どんな言葉でもかまいませんが、一言返したら、そこでいったん、保護者のほうが「沈黙する」というのはどうでしょうか。
「え? どうして?」「あるよ」などとお子さまに聞いたら、黙って、次の言葉を待ちます。
そうすると、お子さんから次の言葉が出てきやすくなるでしょう。そこで、最初の言葉に隠れていた背景や意図がきっと語られるはずです。お子さんがなぜその質問をしたのか、どんな気持ちで言ってきたのかを聴き出すうえで、「沈黙」は非常に効果的なのです。
実際、この質問を保護者に投げかけた高校3年生Aさんの意図はこうでした。
「わたしは別にいじめられていたわけじゃない。学校で、先生から『いじめはよくないことだけど、最近増えてきている』っていう話を聞いて、昔はどうだったのかなと思っただけ」。

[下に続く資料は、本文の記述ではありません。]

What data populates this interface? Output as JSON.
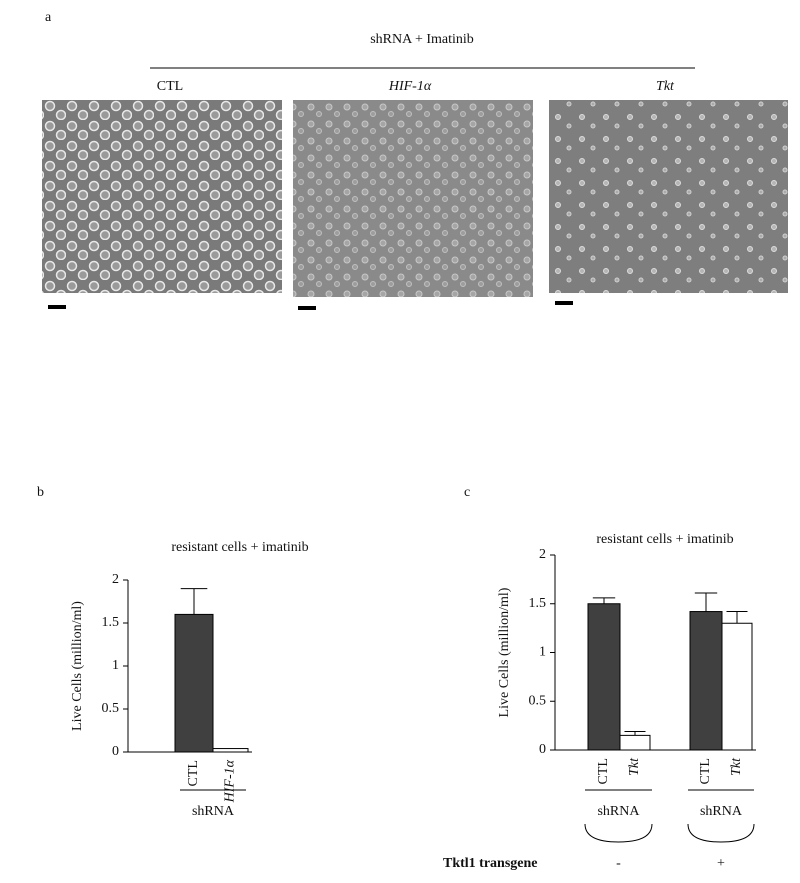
{
  "panel_a": {
    "label": "a",
    "title": "shRNA + Imatinib",
    "images": [
      {
        "label": "CTL",
        "style": "normal"
      },
      {
        "label": "HIF-1α",
        "style": "italic"
      },
      {
        "label": "Tkt",
        "style": "italic"
      }
    ]
  },
  "chart_data": [
    {
      "type": "bar",
      "panel_label": "b",
      "title": "resistant cells + imatinib",
      "y_label": "Live Cells (million/ml)",
      "categories": [
        "CTL",
        "HIF-1α"
      ],
      "category_styles": [
        "normal",
        "italic"
      ],
      "values": [
        1.6,
        0.04
      ],
      "errors": [
        0.3,
        0
      ],
      "colors": [
        "#404040",
        "#ffffff"
      ],
      "ylim": [
        0,
        2
      ],
      "yticks": [
        0,
        0.5,
        1,
        1.5,
        2
      ],
      "group_labels": [
        "shRNA"
      ]
    },
    {
      "type": "bar",
      "panel_label": "c",
      "title": "resistant cells + imatinib",
      "y_label": "Live Cells (million/ml)",
      "categories": [
        "CTL",
        "Tkt",
        "CTL",
        "Tkt"
      ],
      "category_styles": [
        "normal",
        "italic",
        "normal",
        "italic"
      ],
      "values": [
        1.5,
        0.15,
        1.42,
        1.3
      ],
      "errors": [
        0.06,
        0.04,
        0.19,
        0.12
      ],
      "colors": [
        "#404040",
        "#ffffff",
        "#404040",
        "#ffffff"
      ],
      "ylim": [
        0,
        2
      ],
      "yticks": [
        0,
        0.5,
        1,
        1.5,
        2
      ],
      "group_labels": [
        "shRNA",
        "shRNA"
      ],
      "transgene_label": "Tktl1 transgene",
      "transgene_values": [
        "-",
        "+"
      ]
    }
  ]
}
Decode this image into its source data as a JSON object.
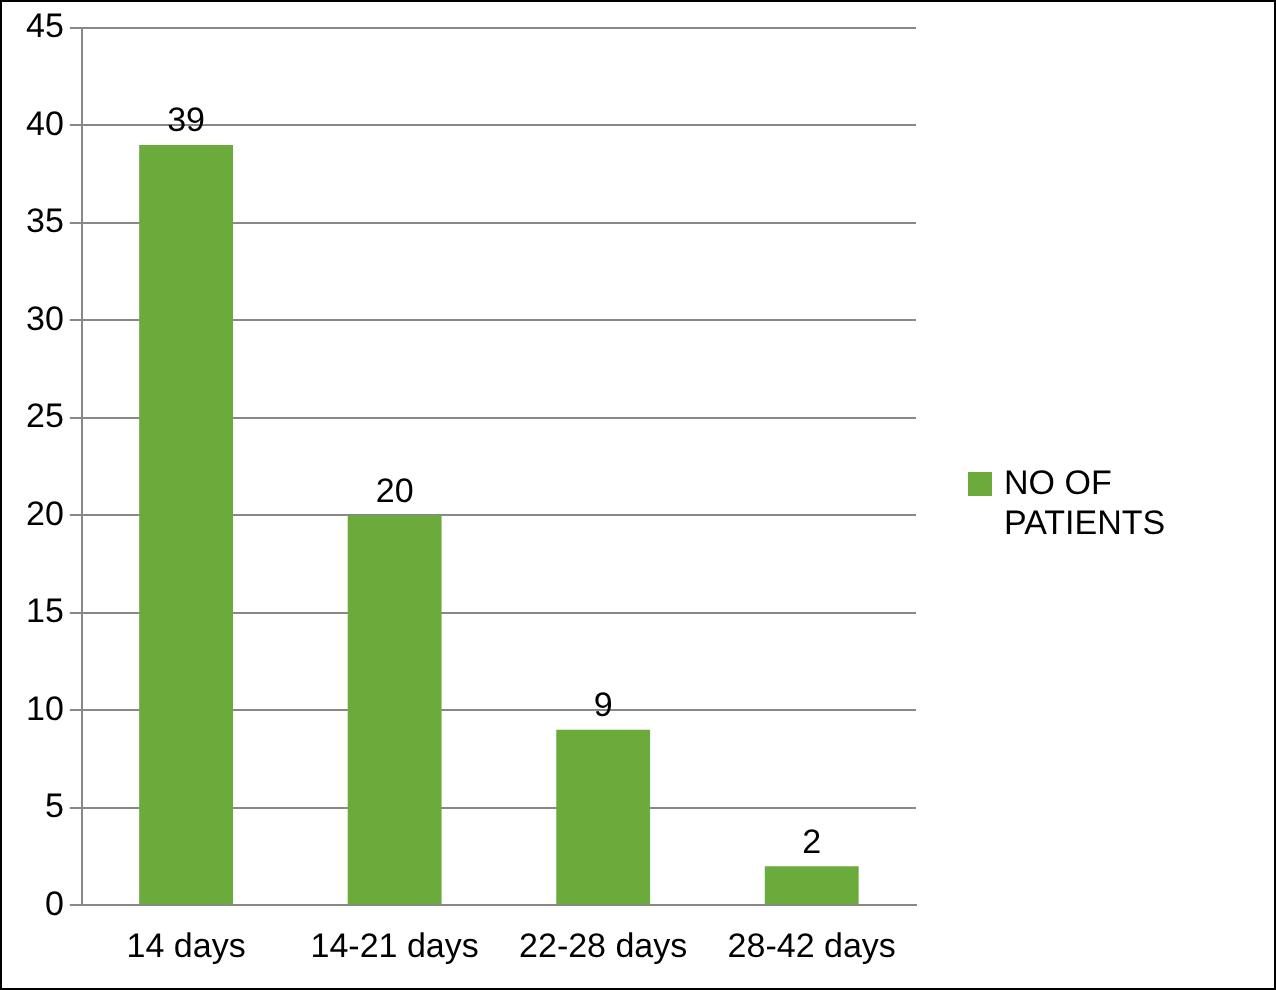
{
  "chart_data": {
    "type": "bar",
    "categories": [
      "14 days",
      "14-21 days",
      "22-28 days",
      "28-42 days"
    ],
    "series": [
      {
        "name": "NO OF PATIENTS",
        "color": "#6aab3c",
        "values": [
          39,
          20,
          9,
          2
        ]
      }
    ],
    "ylim": [
      0,
      45
    ],
    "yticks": [
      0,
      5,
      10,
      15,
      20,
      25,
      30,
      35,
      40,
      45
    ],
    "grid": "y",
    "legend": "right",
    "data_labels": true
  }
}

質問を投げかけられた保護者側が「いじめられているの? 大丈夫? お母さんも昔こんなことがあって……だから、まず先生に相談に行こう」といきなり心配するのではなく、「沈黙」を利用して、お子さまの本当に言いたいことをまず聴き取ることが大切です。親子での会話に、意識して取り入れていただきたいと思います。